ByteOrder.LITTLE_ENDIAN — mandatory. Deepgram expects LE PCM. If sending BE, transcription works but with noticeably worse quality.

What to Do with interim_results

Deepgram returns two types: is_final: false (interim) and is_final: true (final). Right UI pattern:

  • Interim display in gray or italics — user sees recognition happening
  • On is_final: true replace all previous interim of this utterance with final text
  • speech_final: true means end of pause — good moment to start phrase processing

Common mistake — accumulate all interim as separate lines. Causes duplication. Must store current interim-buffer and update in-place.

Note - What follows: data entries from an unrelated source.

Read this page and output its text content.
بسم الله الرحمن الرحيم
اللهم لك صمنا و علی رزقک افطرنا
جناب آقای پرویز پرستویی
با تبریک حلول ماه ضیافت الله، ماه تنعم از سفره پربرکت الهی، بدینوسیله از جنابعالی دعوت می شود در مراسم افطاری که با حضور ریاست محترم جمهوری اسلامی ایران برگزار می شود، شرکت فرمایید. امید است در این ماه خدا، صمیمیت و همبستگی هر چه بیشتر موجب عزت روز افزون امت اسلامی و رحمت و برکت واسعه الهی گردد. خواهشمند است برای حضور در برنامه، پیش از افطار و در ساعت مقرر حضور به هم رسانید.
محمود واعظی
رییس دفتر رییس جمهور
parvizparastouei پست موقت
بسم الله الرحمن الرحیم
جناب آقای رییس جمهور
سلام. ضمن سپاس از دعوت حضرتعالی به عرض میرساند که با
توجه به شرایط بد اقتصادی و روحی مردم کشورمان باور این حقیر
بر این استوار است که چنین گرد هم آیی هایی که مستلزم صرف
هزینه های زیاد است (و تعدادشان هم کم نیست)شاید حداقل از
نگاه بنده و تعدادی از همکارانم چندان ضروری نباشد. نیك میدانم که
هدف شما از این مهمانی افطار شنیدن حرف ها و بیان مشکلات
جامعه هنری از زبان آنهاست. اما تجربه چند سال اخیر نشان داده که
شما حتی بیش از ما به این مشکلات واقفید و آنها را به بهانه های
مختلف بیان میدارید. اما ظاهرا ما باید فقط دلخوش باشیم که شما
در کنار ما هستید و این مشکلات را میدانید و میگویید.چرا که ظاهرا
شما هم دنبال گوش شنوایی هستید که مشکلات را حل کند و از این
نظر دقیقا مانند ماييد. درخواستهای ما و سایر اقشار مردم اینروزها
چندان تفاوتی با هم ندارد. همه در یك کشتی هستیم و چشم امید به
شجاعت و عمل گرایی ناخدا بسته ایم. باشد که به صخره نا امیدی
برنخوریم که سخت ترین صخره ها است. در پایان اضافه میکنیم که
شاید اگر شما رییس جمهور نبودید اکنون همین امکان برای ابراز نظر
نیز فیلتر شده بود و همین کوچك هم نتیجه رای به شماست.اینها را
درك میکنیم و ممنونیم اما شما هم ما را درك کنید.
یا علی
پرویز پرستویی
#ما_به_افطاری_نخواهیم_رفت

Nova-2 Parameters Affecting Quality

utterance_end_ms: 1000 — Deepgram finalizes utterance after 1 second silence itself. Useful for dictation without explicit "stop" command.

diarize: true — speaker separation, adds speaker to each word.

punctuate: true — auto-punctuation. Without it text comes without periods and commas.

smart_format: true — formats numbers, dates, phones. "twenty-fifth March" → "25 March".

Timeline

Basic integration WebSocket + AudioRecord/AVAudioEngine + text output — 4–7 days. Adding diarization, network switch handling (reconnect), background mode, result export — 8–14 days.